The
treatment of serious infections caused by Staphylococcus aureus (Golden
Staph) is complicated by the development of antibiotic resistance.
Seriously ill patients, vulnerable to infections can be at additional
risk if antimicrobial agents become less effective in fighting
infections.
Published
today in the journal PLoS Pathogens, a new piece has been added to the
puzzle, making the picture clearer. By using whole genome DNA sequencing
of strains obtained from patients during persistent blood stream
infections, Dr.

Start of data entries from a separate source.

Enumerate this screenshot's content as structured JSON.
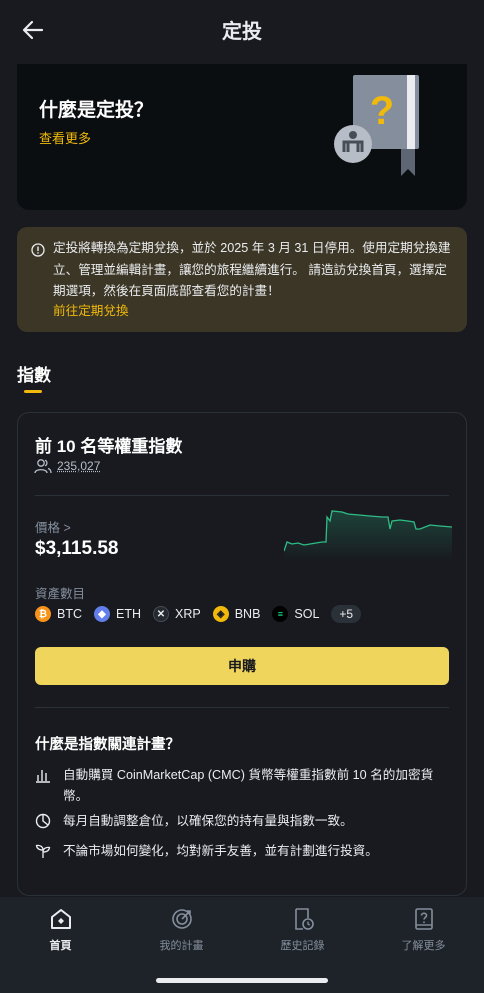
{
  "header": {
    "title": "定投"
  },
  "banner": {
    "title": "什麼是定投？",
    "link": "查看更多"
  },
  "notice": {
    "text": "定投將轉換為定期兌換，並於 2025 年 3 月 31 日停用。使用定期兌換建立、管理並編輯計畫，讓您的旅程繼續進行。 請造訪兌換首頁，選擇定期選項，然後在頁面底部查看您的計畫！",
    "link": "前往定期兌換"
  },
  "tabs": {
    "active": "指數"
  },
  "card": {
    "title": "前 10 名等權重指數",
    "users": "235,027",
    "price_label": "價格 >",
    "price": "$3,115.58",
    "assets_label": "資產數目",
    "assets": [
      {
        "symbol": "BTC",
        "color": "#f7931a"
      },
      {
        "symbol": "ETH",
        "color": "#627eea"
      },
      {
        "symbol": "XRP",
        "color": "#23292f"
      },
      {
        "symbol": "BNB",
        "color": "#f0b90b"
      },
      {
        "symbol": "SOL",
        "color": "#14f195"
      }
    ],
    "more_assets": "+5",
    "subscribe": "申購",
    "what_title": "什麼是指數關連計畫？",
    "features": [
      {
        "icon": "bar-chart-icon",
        "text": "自動購買 CoinMarketCap (CMC) 貨幣等權重指數前 10 名的加密貨幣。"
      },
      {
        "icon": "pie-chart-icon",
        "text": "每月自動調整倉位，以確保您的持有量與指數一致。"
      },
      {
        "icon": "sprout-icon",
        "text": "不論市場如何變化，均對新手友善，並有計劃進行投資。"
      }
    ]
  },
  "nav": {
    "items": [
      {
        "label": "首頁",
        "icon": "home-icon"
      },
      {
        "label": "我的計畫",
        "icon": "target-icon"
      },
      {
        "label": "歷史記錄",
        "icon": "history-icon"
      },
      {
        "label": "了解更多",
        "icon": "help-book-icon"
      }
    ]
  },
  "colors": {
    "accent": "#f0b90b",
    "button": "#f0d55c",
    "up": "#2ebd85"
  }
}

Timothy Stinear and Associate Professor Ben Howden,
senior research fellows from the Department of Microbiology and
Immunology at the University of Melbourne, Australia, have discovered how Staph can make one small change to its
DNA and then develop resistance to the last-line antibiotic, vancomycin.
“We
have applied the latest genome sequencing technology to show that Staph
can readily become vancomycin (antibiotic) resistant by acquiring a
single mutation in its DNA. When the bacteria mutate, they are
reprogramming themselves, changing their cell walls to resist the action
of our antibiotics” said Stinear.
Associate
Professor Howden, who is also the head of Microbiology at Austin
Health, is concerned by the implications of this discovery for patients.
“Worryingly,
this mutation also makes Staph more resistant to another last-line
antibiotic, daptomycin, even though this drug had never been used for
treatment. These last-line therapies are more toxic and cause additional
side-effects in already compromised patients,” said Howden.
“This
study highlights the high adaptability of Staph in the face of
antimicrobial treatment and suggests we need to improve the way in which
we use antibiotics to treat serious bacterial infections,” he said.